The lessons, which run from five to 15 minutes, aren’t intended to replace classroom instruction.
“What we wanted to do was keep students engaged and provide enrichment,” Ogden said. “There are a lot of resources on the internet, but we wanted them to see real teachers from Turlock, real administrators, real staff, and we show student pictures.”
Thus far, about 50 TUSD teachers and administrators have provided lessons, and the innovative step to put them on the cable access channel has drawn praise.
“One of our hosts, Jeff Persons, who does the elementary-level shows, was at Wal-Mart and a parent of a special ed student came up to him and started crying saying, ‘you have been so much help to my son,’” Ogden said.
Additionally, the California Department of Education Tweeted congratulations to TUSD for its innovative production.
For his part, Anderson is delighted to make sure the new content gets on TV.
The University has overseen the broadcasts for the access channel since 1999 as a public service, and Anderson has been responsible for the it since arriving in 2004.
He spent his formative years working for his father’s film processing lab on Sunset Boulevard in Hollywood.
“As soon as I was old enough to do anything in 16 mm film and 70 mm film, I was working in the lab,” Anderson said. “We’d duplicate film and process high school films and USC student films.”
Anderson began working as a Los Angeles Rams cameraman, filming the team’s practices and games, in 1979, the year the NFL franchise played the Pittsburgh Steelers in the 1980 Super Bowl in the nearby Rose Bowl.
“My wife was pregnant with our first (of four) children and then, you had to attend three Lamaze classes to be present for the birth,” Anderson said. “Our third class was on Super Bowl Sunday, so I gave my pass away.

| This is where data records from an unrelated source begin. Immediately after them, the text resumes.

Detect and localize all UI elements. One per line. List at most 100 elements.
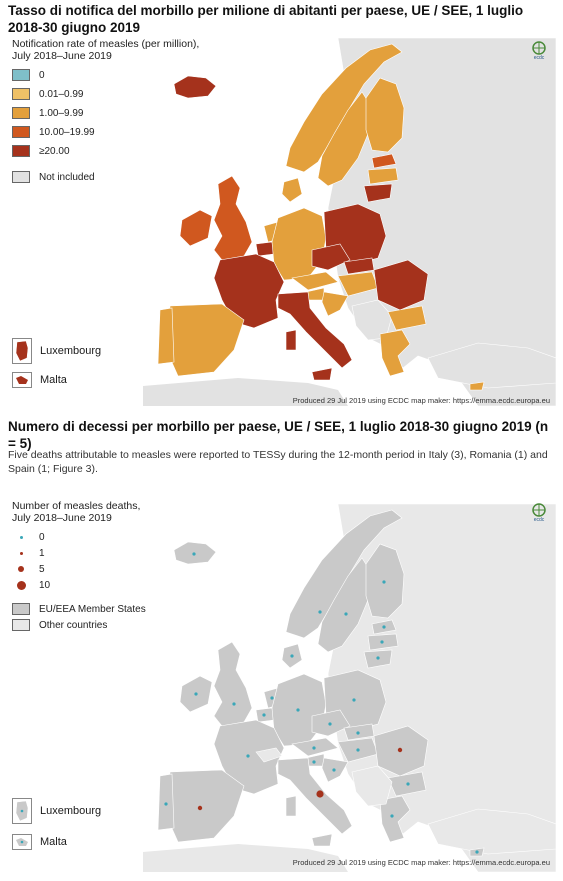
legend-label: 1 <box>39 547 45 559</box>
marker-france <box>246 754 250 758</box>
country-iceland <box>173 75 217 99</box>
marker-uk <box>232 702 236 706</box>
ecdc-logo-icon: ecdc <box>532 503 546 522</box>
country-portugal <box>157 307 175 365</box>
marker-spain <box>197 805 203 811</box>
map2-svg <box>143 503 556 872</box>
legend-swatch <box>12 619 30 631</box>
legend-swatch <box>12 69 30 81</box>
map1-legend-item: 10.00–19.99 <box>12 125 199 139</box>
legend-dot <box>18 566 24 572</box>
legend-label: 0.01–0.99 <box>39 88 84 100</box>
map2-fill-legend-item: Other countries <box>12 618 146 632</box>
ecdc-logo-icon: ecdc <box>532 41 546 60</box>
map1-legend-item: 0 <box>12 68 199 82</box>
country-germany <box>271 207 327 281</box>
map2-fill-legend-item: EU/EEA Member States <box>12 602 146 616</box>
country-norway <box>285 509 403 639</box>
map2-landmass <box>143 503 556 872</box>
country-spain <box>169 769 245 843</box>
turkey <box>427 808 556 855</box>
luxembourg-label: Luxembourg <box>40 805 102 817</box>
country-croatia <box>321 291 349 317</box>
marker-bulgaria <box>406 782 410 786</box>
country-finland <box>365 77 405 153</box>
marker-cyprus <box>475 850 479 854</box>
marker-belgium <box>262 713 266 717</box>
country-italy <box>277 757 353 835</box>
country-sardinia <box>285 329 297 351</box>
map2-produced-credit: Produced 29 Jul 2019 using ECDC map make… <box>292 858 550 867</box>
marker-portugal <box>164 802 168 806</box>
marker-sweden <box>344 612 348 616</box>
country-norway <box>285 43 403 173</box>
legend-dot <box>19 535 23 539</box>
legend-swatch <box>12 88 30 100</box>
marker-germany <box>296 708 300 712</box>
map1-legend-item: 1.00–9.99 <box>12 106 199 120</box>
marker-finland <box>382 580 386 584</box>
marker-iceland <box>192 552 196 556</box>
legend-label: 10.00–19.99 <box>39 126 95 138</box>
map1-legend-item: Not included <box>12 170 199 184</box>
marker-slovakia <box>356 731 360 735</box>
map2-legend-item: 1 <box>12 546 146 560</box>
logo-text: ecdc <box>534 55 545 60</box>
legend-dot <box>19 551 23 555</box>
marker-austria <box>312 746 316 750</box>
marker-lithuania <box>376 656 380 660</box>
country-bulgaria <box>387 305 427 331</box>
map2-description: Five deaths attributable to measles were… <box>8 449 548 475</box>
marker-czechia <box>328 722 332 726</box>
malta-label: Malta <box>40 374 67 386</box>
malta-inset-icon <box>12 834 32 850</box>
marker-estonia <box>382 625 386 629</box>
country-greece <box>379 795 411 843</box>
map2-legend-item: 5 <box>12 562 146 576</box>
map2-legend: Number of measles deaths, July 2018–June… <box>12 500 146 637</box>
country-spain <box>169 303 245 377</box>
country-france <box>213 253 285 329</box>
country-denmark <box>281 177 303 203</box>
north-africa <box>143 378 348 406</box>
legend-label: 1.00–9.99 <box>39 107 84 119</box>
marker-netherlands <box>270 696 274 700</box>
malta-label: Malta <box>40 836 67 848</box>
map1-legend-title-line1: Notification rate of measles (per millio… <box>12 38 200 50</box>
marker-croatia <box>332 768 336 772</box>
legend-label: Not included <box>39 171 95 183</box>
country-austria <box>291 271 339 291</box>
country-greece <box>379 329 411 377</box>
legend-label: 10 <box>39 579 51 591</box>
country-sicily <box>311 833 333 847</box>
country-romania <box>373 259 429 311</box>
legend-dot <box>16 580 26 590</box>
legend-swatch <box>12 145 30 157</box>
marker-greece <box>390 814 394 818</box>
legend-swatch <box>12 603 30 615</box>
marker-ireland <box>194 692 198 696</box>
legend-label: Other countries <box>39 619 108 631</box>
map1-produced-credit: Produced 29 Jul 2019 using ECDC map make… <box>292 396 550 405</box>
map2-legend-item: 10 <box>12 578 146 592</box>
map1-legend-title-line2: July 2018–June 2019 <box>12 50 112 62</box>
marker-slovenia <box>312 760 316 764</box>
malta-inset-icon <box>12 372 32 388</box>
map1-title: Tasso di notifica del morbillo per milio… <box>8 3 524 35</box>
legend-label: 5 <box>39 563 45 575</box>
map1-legend-item: ≥20.00 <box>12 144 199 158</box>
country-sardinia <box>285 795 297 817</box>
turkey <box>427 342 556 389</box>
balkans-non-eu <box>351 765 393 807</box>
map2-inset-malta: Malta <box>12 834 67 850</box>
country-sicily <box>311 367 333 381</box>
map1-legend-item: 0.01–0.99 <box>12 87 199 101</box>
legend-label: EU/EEA Member States <box>39 603 146 615</box>
country-uk <box>213 641 253 727</box>
marker-latvia <box>380 640 384 644</box>
map1-inset-malta: Malta <box>12 372 67 388</box>
map2-legend-item: 0 <box>12 530 146 544</box>
country-lithuania <box>363 183 393 203</box>
marker-norway <box>318 610 322 614</box>
north-africa <box>143 844 348 872</box>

Then the Lamaze teacher called and said the fathers had complained so much she was moving the class to the following Sunday. But I’d already given my pass away, so I tell my son all the time how much I loved him that I’d skip the Super Bowl.”
Anderson’s love for investing in the lives of young people comes across in the way he speaks about his work.

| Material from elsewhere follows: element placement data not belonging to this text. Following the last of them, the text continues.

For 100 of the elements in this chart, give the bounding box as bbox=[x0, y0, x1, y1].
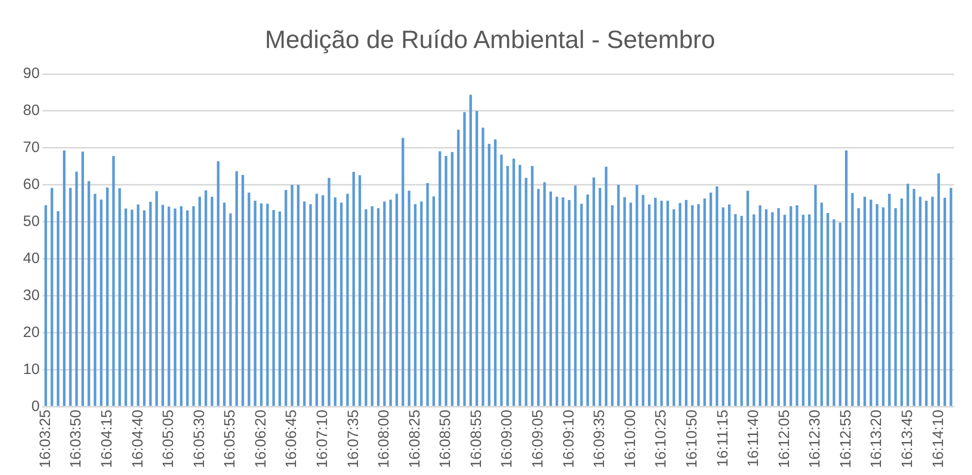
bar bbox=[395, 194, 398, 406]
x-tick-label: 16:08:55 bbox=[468, 410, 485, 468]
bar bbox=[876, 204, 878, 406]
bar bbox=[118, 188, 121, 406]
bar bbox=[328, 178, 330, 406]
bar bbox=[832, 219, 836, 406]
bar bbox=[432, 196, 435, 406]
bar bbox=[654, 198, 657, 406]
y-tick-label: 30 bbox=[22, 286, 40, 304]
x-tick-label: 16:10:50 bbox=[683, 410, 700, 468]
bar bbox=[69, 188, 72, 406]
bar bbox=[450, 152, 454, 406]
bar bbox=[758, 205, 762, 406]
bar bbox=[777, 208, 780, 406]
bar bbox=[666, 200, 669, 406]
bar bbox=[894, 208, 897, 406]
x-tick-label: 16:04:15 bbox=[98, 410, 116, 468]
bar bbox=[44, 205, 48, 406]
bar bbox=[728, 204, 731, 406]
bar bbox=[210, 196, 214, 406]
bar bbox=[925, 200, 928, 406]
x-tick-label: 16:08:25 bbox=[406, 410, 424, 468]
bar bbox=[857, 208, 860, 406]
x-tick-label: 16:12:30 bbox=[806, 410, 824, 468]
y-tick-label: 90 bbox=[22, 65, 40, 82]
bar bbox=[469, 94, 472, 406]
x-tick-label: 16:06:20 bbox=[252, 410, 270, 468]
bar bbox=[161, 204, 164, 406]
bar bbox=[364, 209, 368, 406]
bar bbox=[826, 212, 830, 406]
bar bbox=[636, 184, 638, 406]
bar bbox=[716, 186, 718, 406]
x-tick-label: 16:12:05 bbox=[776, 410, 793, 468]
bar bbox=[629, 202, 632, 406]
bar bbox=[444, 156, 448, 406]
bar bbox=[136, 204, 140, 406]
bar bbox=[198, 196, 201, 406]
bar bbox=[476, 110, 478, 406]
bar bbox=[568, 200, 570, 406]
bar bbox=[438, 151, 442, 406]
bar bbox=[512, 158, 516, 406]
bar bbox=[254, 200, 256, 406]
bar bbox=[106, 187, 109, 406]
bar bbox=[574, 186, 577, 406]
bar bbox=[783, 214, 786, 406]
bar bbox=[248, 192, 250, 406]
x-tick-label: 16:09:35 bbox=[591, 410, 608, 468]
bar bbox=[340, 202, 343, 406]
bar bbox=[192, 206, 195, 406]
bar bbox=[530, 166, 534, 406]
x-tick-label: 16:07:10 bbox=[314, 410, 332, 468]
bar bbox=[796, 205, 798, 406]
x-tick-label: 16:13:45 bbox=[898, 410, 916, 468]
bar bbox=[266, 204, 269, 406]
bar bbox=[408, 190, 410, 406]
bar bbox=[168, 206, 170, 406]
bar bbox=[863, 196, 866, 406]
bar bbox=[648, 204, 651, 406]
bar bbox=[937, 173, 940, 406]
bar bbox=[697, 204, 700, 406]
bar bbox=[62, 150, 66, 406]
x-tick-label: 16:11:15 bbox=[714, 410, 732, 467]
bar bbox=[722, 207, 724, 406]
x-tick-label: 16:09:00 bbox=[498, 410, 516, 468]
bar bbox=[562, 197, 564, 406]
bar bbox=[309, 204, 312, 406]
bar bbox=[457, 130, 460, 406]
y-tick-label: 10 bbox=[22, 360, 40, 378]
bar bbox=[346, 194, 349, 406]
bar bbox=[617, 184, 620, 406]
bar bbox=[734, 214, 737, 406]
x-tick-label: 16:11:40 bbox=[745, 410, 762, 467]
bar bbox=[586, 194, 589, 406]
bar bbox=[764, 209, 768, 406]
bar bbox=[100, 200, 102, 406]
bar bbox=[315, 194, 318, 406]
bar bbox=[272, 210, 275, 406]
bar bbox=[75, 172, 78, 406]
bar bbox=[370, 206, 374, 406]
x-tick-label: 16:06:45 bbox=[283, 410, 300, 468]
bar bbox=[610, 205, 614, 406]
bar bbox=[752, 214, 756, 406]
bar bbox=[623, 197, 626, 406]
y-tick-label: 50 bbox=[22, 212, 40, 230]
y-tick-label: 80 bbox=[22, 102, 40, 120]
bar bbox=[290, 184, 294, 406]
bar bbox=[81, 152, 84, 406]
x-tick-label: 16:10:25 bbox=[652, 410, 670, 468]
bar bbox=[740, 216, 743, 406]
bar bbox=[888, 194, 891, 406]
bar bbox=[844, 150, 848, 406]
bar bbox=[284, 190, 288, 406]
bar bbox=[112, 156, 115, 406]
x-tick-label: 16:10:00 bbox=[622, 410, 639, 468]
bar bbox=[604, 166, 608, 406]
bar bbox=[149, 202, 152, 406]
x-tick-label: 16:08:50 bbox=[437, 410, 454, 468]
bar bbox=[931, 196, 934, 406]
bar bbox=[334, 197, 336, 406]
bar bbox=[389, 200, 392, 406]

While he’s been busy lately as one-of-two OIT staffers on a nearly empty Stan State campus to field calls from faculty or help with Zoom classes, Anderson normally spends part of his time teaching, though he’s not on the faculty.
He hires student workers, often from the communication studies department, to work in OIT.

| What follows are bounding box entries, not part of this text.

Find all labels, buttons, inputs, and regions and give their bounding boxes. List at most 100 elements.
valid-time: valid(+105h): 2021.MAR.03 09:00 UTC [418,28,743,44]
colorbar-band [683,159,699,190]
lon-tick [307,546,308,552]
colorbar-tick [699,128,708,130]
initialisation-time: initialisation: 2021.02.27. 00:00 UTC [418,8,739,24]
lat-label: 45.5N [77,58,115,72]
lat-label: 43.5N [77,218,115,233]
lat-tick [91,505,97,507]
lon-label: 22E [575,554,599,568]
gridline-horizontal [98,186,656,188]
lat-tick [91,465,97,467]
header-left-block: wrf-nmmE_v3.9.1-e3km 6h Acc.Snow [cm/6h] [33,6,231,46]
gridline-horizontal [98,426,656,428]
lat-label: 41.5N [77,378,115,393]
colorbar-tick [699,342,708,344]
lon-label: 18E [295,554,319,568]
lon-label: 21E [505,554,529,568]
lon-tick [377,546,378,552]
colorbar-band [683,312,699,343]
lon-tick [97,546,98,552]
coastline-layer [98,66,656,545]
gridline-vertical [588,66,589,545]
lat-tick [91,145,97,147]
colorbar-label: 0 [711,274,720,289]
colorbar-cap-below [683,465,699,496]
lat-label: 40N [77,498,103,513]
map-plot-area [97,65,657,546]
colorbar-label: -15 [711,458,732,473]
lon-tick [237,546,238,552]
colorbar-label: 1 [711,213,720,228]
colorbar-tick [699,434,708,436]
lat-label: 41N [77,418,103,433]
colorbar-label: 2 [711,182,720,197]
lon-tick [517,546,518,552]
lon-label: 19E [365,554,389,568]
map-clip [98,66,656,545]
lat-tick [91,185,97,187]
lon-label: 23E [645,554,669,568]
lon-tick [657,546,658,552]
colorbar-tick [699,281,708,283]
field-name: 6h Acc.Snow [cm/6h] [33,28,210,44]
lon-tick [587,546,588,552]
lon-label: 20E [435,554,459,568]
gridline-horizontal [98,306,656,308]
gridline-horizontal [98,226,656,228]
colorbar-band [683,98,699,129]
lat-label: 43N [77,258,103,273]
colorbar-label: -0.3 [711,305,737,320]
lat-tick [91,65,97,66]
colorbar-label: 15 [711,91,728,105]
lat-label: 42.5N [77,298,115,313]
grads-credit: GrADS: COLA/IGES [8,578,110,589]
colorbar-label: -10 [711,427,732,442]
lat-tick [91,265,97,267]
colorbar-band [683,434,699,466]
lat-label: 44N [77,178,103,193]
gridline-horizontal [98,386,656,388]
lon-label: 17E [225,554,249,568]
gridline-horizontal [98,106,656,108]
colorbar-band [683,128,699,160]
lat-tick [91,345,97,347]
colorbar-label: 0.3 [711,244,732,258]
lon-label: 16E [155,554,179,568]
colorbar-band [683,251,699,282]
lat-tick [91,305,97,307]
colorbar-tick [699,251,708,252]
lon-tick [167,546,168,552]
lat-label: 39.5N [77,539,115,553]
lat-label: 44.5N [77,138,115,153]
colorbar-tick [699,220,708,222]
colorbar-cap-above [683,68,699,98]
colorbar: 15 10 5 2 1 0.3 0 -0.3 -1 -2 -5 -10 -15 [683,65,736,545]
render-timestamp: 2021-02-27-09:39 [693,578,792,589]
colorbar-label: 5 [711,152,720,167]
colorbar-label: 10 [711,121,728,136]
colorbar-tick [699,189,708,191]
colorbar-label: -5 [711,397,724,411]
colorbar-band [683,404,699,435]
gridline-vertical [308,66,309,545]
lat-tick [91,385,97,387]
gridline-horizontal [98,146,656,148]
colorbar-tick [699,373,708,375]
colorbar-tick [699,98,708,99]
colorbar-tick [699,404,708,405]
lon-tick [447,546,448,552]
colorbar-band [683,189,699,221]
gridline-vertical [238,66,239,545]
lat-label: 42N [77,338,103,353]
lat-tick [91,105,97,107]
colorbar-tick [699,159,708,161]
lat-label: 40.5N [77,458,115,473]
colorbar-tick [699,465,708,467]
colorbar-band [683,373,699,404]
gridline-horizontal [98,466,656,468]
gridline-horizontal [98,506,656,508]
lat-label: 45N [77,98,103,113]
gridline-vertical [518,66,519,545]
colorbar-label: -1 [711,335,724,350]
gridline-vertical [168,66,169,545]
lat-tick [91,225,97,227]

“They learn how to do front-end TV, how to edit in studio and how to live edit,” Anderson said. “It’s all training for our Commencement ceremonies. We do a 13-camera live shoot of Commencement and it’s all done by students and broadcast on the Cable access channel, Livestream and Facebook Live.
“It gives students hands-on experience. I’ve had a couple students graduate and become anchors. One in New York is an associate producer. When they go in a TV truck, they’re not thrown off as editors and producers.”
Teaching them allows Anderson to follow the same philosophy he uses when he gladly handles the responsibility for Channel 2, which the University does free of charge.
“It’s an opportunity to give-back,” Anderson said. “It’s like umpiring Little League games for free. I don’t have kids in Little League, or grandkids. You just do it to give back.”